18 yaşlarındaydı, eh haliyle görücüde çıkıyordu Nane'ye, ama Nane hiç oralı olmazdı. Nane, hep sevip evlenmek fikrindeydi yoksa asla evlenmezdi. Nane, dağın başında anası ve babasıyla yaşıyordu, tabi ona yaşamak denilirse. Babası sabah çıkıp akşam eve gelir, anca o kahve benim, bu kahve senin deyip veyil-veyil gezerdi. Anası da sabah kalkar, kendisine yettiğince ev işi yapar sonra köye inip, gününü gün ederdi. Çileli Nane'de ne yapsın? Sabah horozlar ötmeden kalkar, karılarla buğday tarlasında çalışır, parasını çıkartır. Eve yorgun argın gelip, anasının dır-dırını çeker, üstelikte ev işi yapar, akşam olunca da çabucak yatar. Kızın hayatı artık bu olmuştu, sabah kalk işe git gel evde çalış sonra yat.
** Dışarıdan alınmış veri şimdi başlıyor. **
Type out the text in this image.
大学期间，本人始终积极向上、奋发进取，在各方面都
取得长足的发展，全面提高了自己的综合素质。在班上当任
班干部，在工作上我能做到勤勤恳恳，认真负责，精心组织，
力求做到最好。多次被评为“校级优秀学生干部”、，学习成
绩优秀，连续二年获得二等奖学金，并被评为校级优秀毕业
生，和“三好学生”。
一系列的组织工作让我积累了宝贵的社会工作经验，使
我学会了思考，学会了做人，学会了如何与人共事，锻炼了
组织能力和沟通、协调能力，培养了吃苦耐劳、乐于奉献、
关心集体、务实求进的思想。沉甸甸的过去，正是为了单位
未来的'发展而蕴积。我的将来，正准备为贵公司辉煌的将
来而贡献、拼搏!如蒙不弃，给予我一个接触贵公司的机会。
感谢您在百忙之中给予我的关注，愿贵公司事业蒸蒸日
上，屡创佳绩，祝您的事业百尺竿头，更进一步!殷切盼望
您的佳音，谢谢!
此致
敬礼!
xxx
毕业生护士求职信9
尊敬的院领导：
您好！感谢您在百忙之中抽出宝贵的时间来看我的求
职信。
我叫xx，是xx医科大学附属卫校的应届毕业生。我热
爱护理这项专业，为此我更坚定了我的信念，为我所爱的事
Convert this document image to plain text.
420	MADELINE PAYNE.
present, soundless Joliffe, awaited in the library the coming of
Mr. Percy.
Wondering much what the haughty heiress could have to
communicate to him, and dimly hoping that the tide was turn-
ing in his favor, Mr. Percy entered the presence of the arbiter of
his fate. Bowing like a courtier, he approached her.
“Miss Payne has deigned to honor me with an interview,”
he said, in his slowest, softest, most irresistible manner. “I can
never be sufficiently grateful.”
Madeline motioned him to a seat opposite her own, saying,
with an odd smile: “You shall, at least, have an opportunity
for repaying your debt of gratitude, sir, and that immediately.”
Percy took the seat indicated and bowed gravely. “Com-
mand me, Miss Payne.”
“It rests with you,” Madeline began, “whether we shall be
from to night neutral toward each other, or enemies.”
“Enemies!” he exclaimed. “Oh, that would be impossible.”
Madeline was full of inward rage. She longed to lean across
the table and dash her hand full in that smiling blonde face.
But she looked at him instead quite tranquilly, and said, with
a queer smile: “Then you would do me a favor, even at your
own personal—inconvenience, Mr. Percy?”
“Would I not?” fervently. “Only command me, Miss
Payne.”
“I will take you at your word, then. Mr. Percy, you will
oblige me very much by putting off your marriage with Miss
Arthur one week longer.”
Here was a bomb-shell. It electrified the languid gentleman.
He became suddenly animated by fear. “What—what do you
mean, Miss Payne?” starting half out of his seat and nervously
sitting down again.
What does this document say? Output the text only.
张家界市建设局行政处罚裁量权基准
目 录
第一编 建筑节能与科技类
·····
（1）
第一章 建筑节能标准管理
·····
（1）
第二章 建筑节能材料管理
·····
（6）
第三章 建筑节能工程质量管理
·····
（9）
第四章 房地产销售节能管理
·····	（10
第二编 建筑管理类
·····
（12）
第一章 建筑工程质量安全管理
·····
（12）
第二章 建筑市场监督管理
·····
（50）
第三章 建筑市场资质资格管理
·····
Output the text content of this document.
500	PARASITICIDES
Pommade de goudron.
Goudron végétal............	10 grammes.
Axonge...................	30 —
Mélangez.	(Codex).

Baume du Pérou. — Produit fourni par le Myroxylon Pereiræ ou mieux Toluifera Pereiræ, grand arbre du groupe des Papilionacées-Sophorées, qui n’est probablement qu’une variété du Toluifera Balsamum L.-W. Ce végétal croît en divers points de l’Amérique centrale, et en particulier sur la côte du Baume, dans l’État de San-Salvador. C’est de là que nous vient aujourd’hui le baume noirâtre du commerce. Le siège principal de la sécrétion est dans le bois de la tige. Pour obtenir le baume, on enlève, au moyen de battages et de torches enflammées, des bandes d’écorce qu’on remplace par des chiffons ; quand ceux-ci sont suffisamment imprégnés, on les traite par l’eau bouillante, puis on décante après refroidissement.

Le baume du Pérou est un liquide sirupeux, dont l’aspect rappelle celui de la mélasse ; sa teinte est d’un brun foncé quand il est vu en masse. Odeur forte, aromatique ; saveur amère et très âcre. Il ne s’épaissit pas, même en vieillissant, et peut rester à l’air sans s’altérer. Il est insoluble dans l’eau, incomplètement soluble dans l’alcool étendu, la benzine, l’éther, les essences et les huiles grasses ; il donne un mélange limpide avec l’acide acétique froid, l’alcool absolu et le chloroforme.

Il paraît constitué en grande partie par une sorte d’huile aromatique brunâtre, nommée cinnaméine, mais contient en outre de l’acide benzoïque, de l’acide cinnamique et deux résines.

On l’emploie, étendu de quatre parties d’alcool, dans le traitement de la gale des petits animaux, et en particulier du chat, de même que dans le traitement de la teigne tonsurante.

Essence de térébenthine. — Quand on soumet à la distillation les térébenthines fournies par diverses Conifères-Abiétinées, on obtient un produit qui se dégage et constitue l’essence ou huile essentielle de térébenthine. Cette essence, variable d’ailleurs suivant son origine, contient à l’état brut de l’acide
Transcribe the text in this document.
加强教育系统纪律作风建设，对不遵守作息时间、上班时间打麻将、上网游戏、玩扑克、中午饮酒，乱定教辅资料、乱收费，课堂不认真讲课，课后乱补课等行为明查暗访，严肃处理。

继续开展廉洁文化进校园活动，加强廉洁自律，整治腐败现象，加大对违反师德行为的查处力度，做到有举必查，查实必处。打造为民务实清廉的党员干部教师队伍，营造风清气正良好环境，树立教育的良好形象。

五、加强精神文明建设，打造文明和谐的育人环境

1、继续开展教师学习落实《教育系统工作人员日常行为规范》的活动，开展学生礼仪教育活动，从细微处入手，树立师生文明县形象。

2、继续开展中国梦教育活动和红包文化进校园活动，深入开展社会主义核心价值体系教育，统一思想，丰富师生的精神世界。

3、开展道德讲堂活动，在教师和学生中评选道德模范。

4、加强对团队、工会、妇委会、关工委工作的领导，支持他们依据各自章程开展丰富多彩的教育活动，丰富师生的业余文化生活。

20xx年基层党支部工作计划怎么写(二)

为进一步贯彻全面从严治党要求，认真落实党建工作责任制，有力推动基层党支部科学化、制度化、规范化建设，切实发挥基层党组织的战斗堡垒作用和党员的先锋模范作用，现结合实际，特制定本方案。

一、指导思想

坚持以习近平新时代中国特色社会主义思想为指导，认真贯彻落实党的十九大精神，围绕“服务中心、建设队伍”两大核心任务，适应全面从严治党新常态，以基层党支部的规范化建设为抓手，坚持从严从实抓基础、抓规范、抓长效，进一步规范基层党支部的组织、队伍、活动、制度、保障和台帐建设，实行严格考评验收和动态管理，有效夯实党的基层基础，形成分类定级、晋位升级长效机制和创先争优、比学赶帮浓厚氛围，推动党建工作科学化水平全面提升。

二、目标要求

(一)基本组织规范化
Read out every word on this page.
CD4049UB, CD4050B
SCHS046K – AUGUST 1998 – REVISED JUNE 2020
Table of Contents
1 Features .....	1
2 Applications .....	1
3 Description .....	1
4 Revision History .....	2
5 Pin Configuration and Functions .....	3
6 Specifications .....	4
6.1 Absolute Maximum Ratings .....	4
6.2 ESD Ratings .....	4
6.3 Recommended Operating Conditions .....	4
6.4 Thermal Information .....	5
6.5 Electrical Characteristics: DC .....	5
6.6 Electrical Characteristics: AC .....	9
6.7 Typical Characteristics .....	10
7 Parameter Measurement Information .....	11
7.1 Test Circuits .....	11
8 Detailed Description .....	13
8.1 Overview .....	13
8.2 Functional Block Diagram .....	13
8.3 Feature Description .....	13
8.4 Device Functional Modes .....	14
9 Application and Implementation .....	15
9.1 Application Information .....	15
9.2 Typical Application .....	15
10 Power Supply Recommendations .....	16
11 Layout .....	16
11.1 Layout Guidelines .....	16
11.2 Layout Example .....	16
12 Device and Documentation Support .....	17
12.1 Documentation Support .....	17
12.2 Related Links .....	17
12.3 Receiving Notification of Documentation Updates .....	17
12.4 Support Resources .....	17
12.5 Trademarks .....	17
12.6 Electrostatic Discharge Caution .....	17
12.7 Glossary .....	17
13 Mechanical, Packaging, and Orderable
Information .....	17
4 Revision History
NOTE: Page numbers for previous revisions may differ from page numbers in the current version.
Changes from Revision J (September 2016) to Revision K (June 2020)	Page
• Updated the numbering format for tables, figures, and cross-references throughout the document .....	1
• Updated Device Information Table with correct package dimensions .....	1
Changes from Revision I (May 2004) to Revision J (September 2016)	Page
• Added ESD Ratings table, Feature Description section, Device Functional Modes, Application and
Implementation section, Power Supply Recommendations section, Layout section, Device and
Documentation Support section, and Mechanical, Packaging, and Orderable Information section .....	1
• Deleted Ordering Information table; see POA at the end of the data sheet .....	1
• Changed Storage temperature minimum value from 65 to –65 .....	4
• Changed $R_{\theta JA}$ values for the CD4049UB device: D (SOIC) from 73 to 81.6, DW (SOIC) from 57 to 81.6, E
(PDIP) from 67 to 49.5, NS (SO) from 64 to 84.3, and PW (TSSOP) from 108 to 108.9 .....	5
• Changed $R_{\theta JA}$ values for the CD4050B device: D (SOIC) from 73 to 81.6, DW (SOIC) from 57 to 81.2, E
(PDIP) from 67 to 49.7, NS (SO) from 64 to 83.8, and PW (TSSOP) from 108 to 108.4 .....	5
Genç kızın omuzlarında kendisinden ağır yük vardı. Erkek çocuğu gibi çalışırdı. Evin hem babası hem anasıydı. Tabi evlenmeyi düşünür her kız gibi, ama adam gibi adam yok ki evlensin. Bekliyordu... Kimi beklediğini bilmiyordu, ama bekliyordu. Onu bu hayattan çekip alacaktı ama kim alacaktı, onunda bilmiyordu...

*

"Anaa! Kız anaaa!. Ana neredesin? Al bunları kollarım koptu yav! Anaaa?" Bağıra bağıra eşikten girdi içeri, demir kapıyı ayağıyla örtü eli, kolu dolu Nane. Ter boynundan boğazından akıyor, kıyafetinin yakalarını ıslatıyor. Evin kapısında durdu, elindekileri yere bırakıp, asta-asta doğruldu. Elinin içi kıp-kırmızıydı. Nane, elini beline atarken ahlayıp, vahladı. Bu gün çarşıya gitti, maaşlar verilmişti, çok bir şey yoktu ama buna da bereket.

"Kız geldin mi? Nerede kaldın Allah aşkına? Baban gelecek birazdan, geç hemen eve yemek yap! Hele bir boş boş geziyon sabahtan, Allah seni ne ede!" Kadın elinde süpürge kıza bağırıyordu.

Kız yüzünü buruşturdu "Ana oynamıyom ki, aha çarşıya gittim ya, ne edem? Güya bilmiyon yol ne kadar sürer." Kız ayağındaki terlikleri çıkarıp eve geçerken "Eee, evi dağın başına ben yapmadım yaa! Köyün azacık yanında olsaydı ev, incileriniz dökülü vermeyecekti vallaha. Taa nereden nereye gidiyom, hele elim kolum dolu sen hala dır-dır ediyon." dedi, öfkeli bir şekilde. Ne yapsa yaranamazdı anasına.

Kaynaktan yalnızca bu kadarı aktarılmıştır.